Mas a este número é preciso ainda acrescentar as 460 saídas ocorridas durante este ano. Já em 2015, o banco tinha fechado o ano com menos 448 trabalhadores e o encerramento de 22 balcões. Aliás, os trabalhadores da Caixa continuam a ter acesso ao Plano Horizonte. Já em fevereiro, a CGD disse que, além dos mais de 300 trabalhadores que saíram em 2015 ao abrigo daquele plano, em 2016 poderiam sair ainda mais 700 no mesmo âmbito. Já quando apresentou os resultados do primeiro trimestre, a Caixa revelou que nos primeiros seis meses do ano o banco gastou 20 milhões de euros com este plano.

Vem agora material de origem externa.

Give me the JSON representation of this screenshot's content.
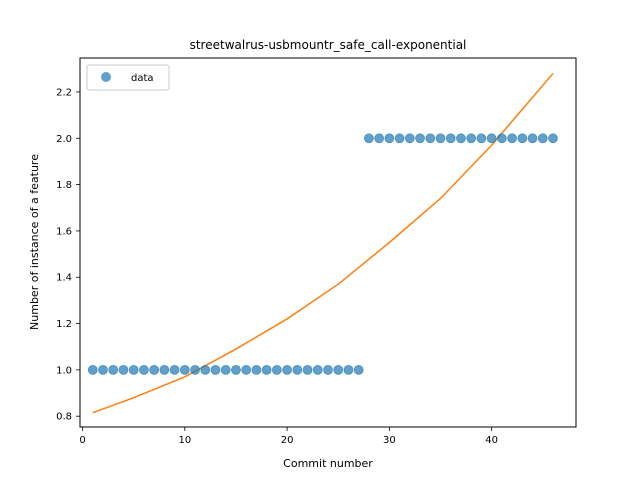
{
  "chart_data": {
    "type": "scatter",
    "title": "streetwalrus-usbmountr_safe_call-exponential",
    "xlabel": "Commit number",
    "ylabel": "Number of instance of a feature",
    "xlim": [
      -0.25,
      48.25
    ],
    "ylim": [
      0.7534,
      2.3466
    ],
    "xticks": [
      0,
      10,
      20,
      30,
      40
    ],
    "yticks": [
      0.8,
      1.0,
      1.2,
      1.4,
      1.6,
      1.8,
      2.0,
      2.2
    ],
    "ytick_labels": [
      "0.8",
      "1.0",
      "1.2",
      "1.4",
      "1.6",
      "1.8",
      "2.0",
      "2.2"
    ],
    "grid": false,
    "legend": {
      "placement": "top-left",
      "entries": [
        "data"
      ]
    },
    "series": [
      {
        "name": "data",
        "kind": "scatter",
        "color": "#1f77b4",
        "x": [
          1,
          2,
          3,
          4,
          5,
          6,
          7,
          8,
          9,
          10,
          11,
          12,
          13,
          14,
          15,
          16,
          17,
          18,
          19,
          20,
          21,
          22,
          23,
          24,
          25,
          26,
          27,
          28,
          29,
          30,
          31,
          32,
          33,
          34,
          35,
          36,
          37,
          38,
          39,
          40,
          41,
          42,
          43,
          44,
          45,
          46
        ],
        "y": [
          1,
          1,
          1,
          1,
          1,
          1,
          1,
          1,
          1,
          1,
          1,
          1,
          1,
          1,
          1,
          1,
          1,
          1,
          1,
          1,
          1,
          1,
          1,
          1,
          1,
          1,
          1,
          2,
          2,
          2,
          2,
          2,
          2,
          2,
          2,
          2,
          2,
          2,
          2,
          2,
          2,
          2,
          2,
          2,
          2,
          2
        ]
      },
      {
        "kind": "line",
        "color": "#ff7f0e",
        "x": [
          1,
          5,
          10,
          15,
          20,
          25,
          30,
          35,
          40,
          46
        ],
        "y": [
          0.815,
          0.88,
          0.97,
          1.09,
          1.22,
          1.37,
          1.55,
          1.74,
          1.97,
          2.28
        ]
      }
    ]
  }
}
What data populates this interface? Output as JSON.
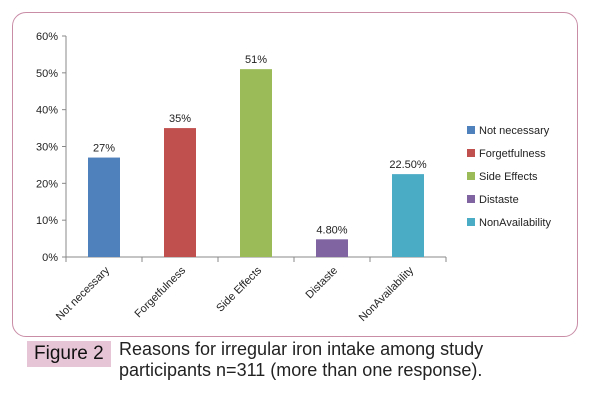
{
  "chart_data": {
    "type": "bar",
    "categories": [
      "Not necessary",
      "Forgetfulness",
      "Side Effects",
      "Distaste",
      "NonAvailability"
    ],
    "values": [
      27,
      35,
      51,
      4.8,
      22.5
    ],
    "data_labels": [
      "27%",
      "35%",
      "51%",
      "4.80%",
      "22.50%"
    ],
    "colors": [
      "#4f81bd",
      "#c0504d",
      "#9bbb59",
      "#8064a2",
      "#4bacc6"
    ],
    "ylim": [
      0,
      60
    ],
    "yticks": [
      "0%",
      "10%",
      "20%",
      "30%",
      "40%",
      "50%",
      "60%"
    ],
    "legend": [
      "Not necessary",
      "Forgetfulness",
      "Side Effects",
      "Distaste",
      "NonAvailability"
    ],
    "legend_position": "right",
    "grid": false
  },
  "caption": {
    "label": "Figure 2",
    "text": "Reasons for irregular iron intake among study participants n=311 (more than one response)."
  }
}
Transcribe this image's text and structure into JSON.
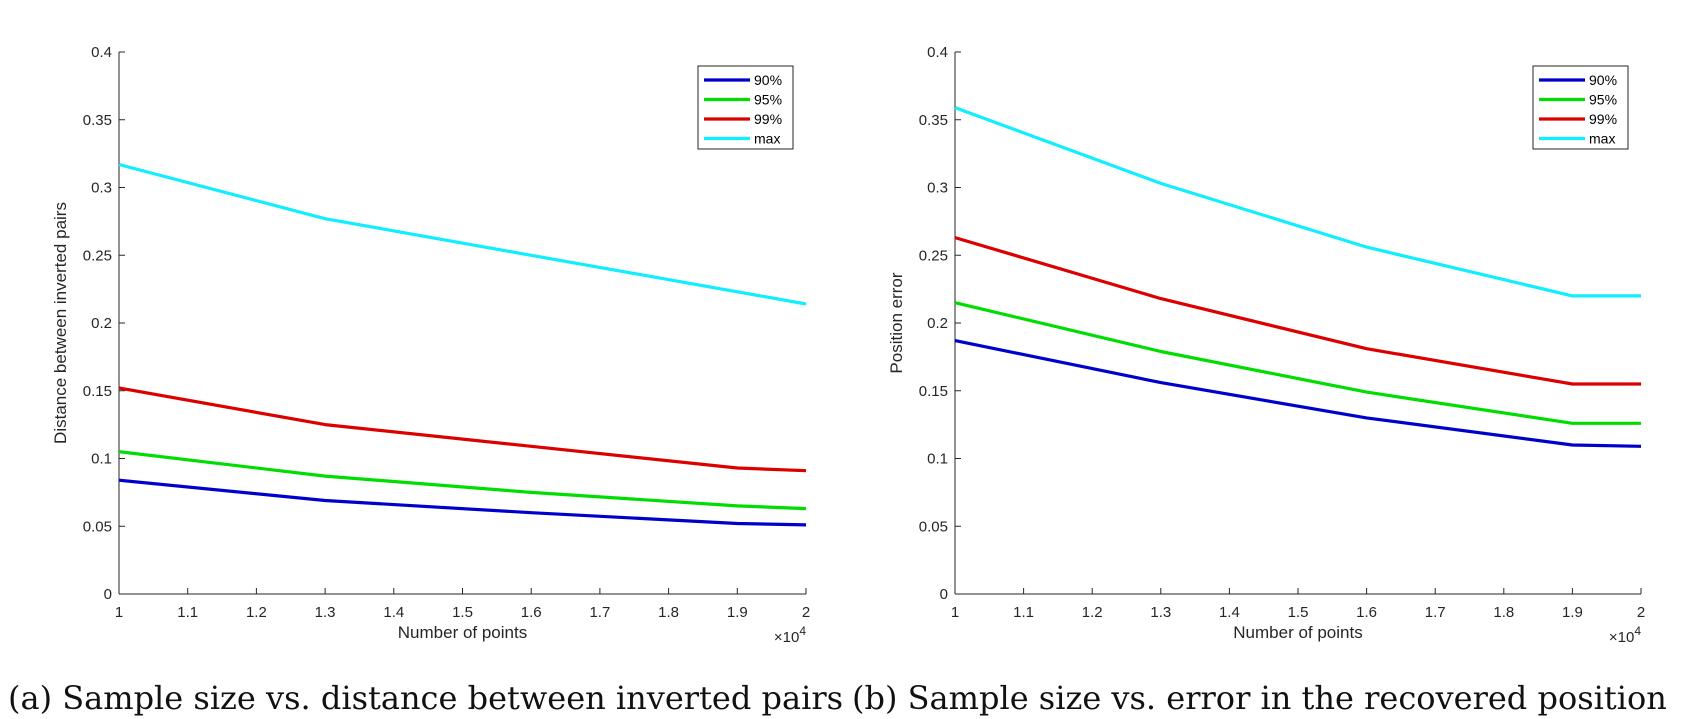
{
  "chart_data": [
    {
      "id": "a",
      "type": "line",
      "title": "",
      "xlabel": "Number of points",
      "ylabel": "Distance between inverted pairs",
      "x_multiplier": "×10",
      "x_multiplier_exp": "4",
      "xlim": [
        1,
        2
      ],
      "ylim": [
        0,
        0.4
      ],
      "xticks": [
        "1",
        "1.1",
        "1.2",
        "1.3",
        "1.4",
        "1.5",
        "1.6",
        "1.7",
        "1.8",
        "1.9",
        "2"
      ],
      "yticks": [
        "0",
        "0.05",
        "0.1",
        "0.15",
        "0.2",
        "0.25",
        "0.3",
        "0.35",
        "0.4"
      ],
      "legend_position": "top-right",
      "grid": false,
      "series": [
        {
          "name": "90%",
          "color": "#0000cc",
          "x": [
            1,
            1.3,
            1.6,
            1.9,
            2
          ],
          "values": [
            0.084,
            0.069,
            0.06,
            0.052,
            0.051
          ]
        },
        {
          "name": "95%",
          "color": "#00dd00",
          "x": [
            1,
            1.3,
            1.6,
            1.9,
            2
          ],
          "values": [
            0.105,
            0.087,
            0.075,
            0.065,
            0.063
          ]
        },
        {
          "name": "99%",
          "color": "#dd0000",
          "x": [
            1,
            1.3,
            1.6,
            1.9,
            2
          ],
          "values": [
            0.152,
            0.125,
            0.109,
            0.093,
            0.091
          ]
        },
        {
          "name": "max",
          "color": "#11eeff",
          "x": [
            1,
            1.3,
            1.6,
            1.9,
            2
          ],
          "values": [
            0.317,
            0.277,
            0.25,
            0.223,
            0.214
          ]
        }
      ]
    },
    {
      "id": "b",
      "type": "line",
      "title": "",
      "xlabel": "Number of points",
      "ylabel": "Position error",
      "x_multiplier": "×10",
      "x_multiplier_exp": "4",
      "xlim": [
        1,
        2
      ],
      "ylim": [
        0,
        0.4
      ],
      "xticks": [
        "1",
        "1.1",
        "1.2",
        "1.3",
        "1.4",
        "1.5",
        "1.6",
        "1.7",
        "1.8",
        "1.9",
        "2"
      ],
      "yticks": [
        "0",
        "0.05",
        "0.1",
        "0.15",
        "0.2",
        "0.25",
        "0.3",
        "0.35",
        "0.4"
      ],
      "legend_position": "top-right",
      "grid": false,
      "series": [
        {
          "name": "90%",
          "color": "#0000cc",
          "x": [
            1,
            1.3,
            1.6,
            1.9,
            2
          ],
          "values": [
            0.187,
            0.156,
            0.13,
            0.11,
            0.109
          ]
        },
        {
          "name": "95%",
          "color": "#00dd00",
          "x": [
            1,
            1.3,
            1.6,
            1.9,
            2
          ],
          "values": [
            0.215,
            0.179,
            0.149,
            0.126,
            0.126
          ]
        },
        {
          "name": "99%",
          "color": "#dd0000",
          "x": [
            1,
            1.3,
            1.6,
            1.9,
            2
          ],
          "values": [
            0.263,
            0.218,
            0.181,
            0.155,
            0.155
          ]
        },
        {
          "name": "max",
          "color": "#11eeff",
          "x": [
            1,
            1.3,
            1.6,
            1.9,
            2
          ],
          "values": [
            0.359,
            0.303,
            0.256,
            0.22,
            0.22
          ]
        }
      ]
    }
  ],
  "captions": {
    "a": "(a) Sample size vs. distance between inverted pairs",
    "b": "(b) Sample size vs. error in the recovered position"
  }
}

Em relação ao encerramento dos balcões, esta posição tem vindo a ser defendida por vários elementos do Governo, ao garantirem que nos locais onde irá registar uma diminuição da presença, o banco público vai procurar convénios com outras instituições. Neste cenário, «os interesses da CGD e dos seus clientes passariam a ser assegurados por um outro bal cão através de acordo preferencial», tem sido referido.

Uma ideia que agrada pouco ao Sindicato dos Trabalhadores das Empresas do Grupo CGD (STEC), que alerta para «uma brutal redução da atividade da CGD com as óbvias consequências daí resultantes, na sua dimensão e na sua capacidade de intervenção e de resposta, no setor bancário, na economia nacional e no apoio às populações».

Mas os cortes não ficam por aqui. Outro objetivo passa por reduzir a presença da Caixa no exterior. Daí estar prevista a alienação das operações em Espanha, África do Sul e Brasil, bem como o encerramento dos escritórios de Londres e Nova Iorque. Em contrapartida, a instituição financeira deverá manter a sua estrutura nos países africanos de língua portuguesa.

O que é certo é que já no início deste mês foi anunciado que a CGD tinha abandonado definitivamente o negócio de corretagem no Brasil, cerca de sete anos depois de ter entrado no negócio de intermediação e negociação de ativos financeiros com a aquisição da Banif Corretora por 58 milhões de euros.

Recapitalização

O plano de recapitalização da Caixa implica um aumento de capital em dinheiro de 2700 milhões de euros, acompanhado por uma emissão de obrigações subordinadas no montante de cerca de  mil milhões de euros. Será ainda feita a transferência das ações da ParCaixa para a CGD, o que implica um aumento do capital no valor de 500 milhões de euros, e a conversão em ações de 960 milhões de euros de instrumentos de capital contingentes subscritos pelo Estado (CoCo’s). Feitas as contas, a capitalização da CGD é estimada em 5160 milhões de euros.

A comissária europeia para a Concorrência, Margrethe Vestager, afirma que está em contacto com o Governo e a acompanhar as evoluções na Caixa, esperando que o banco «siga em frente» após a recapitalização. «Estamos em contacto normal com o Governo português para que este e a nova administração da CGD digam como o caso vai seguir. Esperamos que, depois da injeção de capital, o banco possa seguir em frente», conclui.

Já na segunda-feira, o ministro das Finanças, Mário Centeno, tinha referido não haver qualquer razão para se questionar o acordo com a Comissão Europeia sobre a recapitalização da CGD, até porque o novo presidente executivo, Paulo Macedo, «cumpre os requisitos».

Recorde-se que Macedo, antigo ministro da Saúde do governo PSD/CDS de Pedro Passos Coelho, sucede a António Domingues, que no passado dia 27 de novembro apresentou a demissão do cargo de presidente do Conselho de Administração da Caixa, num modelo em que havia um único presidente.

Esta renúncia surgiu após cinco semanas de polémica em torno da recusa de António Domingues em entregar a declaração de rendimentos no Tribunal Constitucional.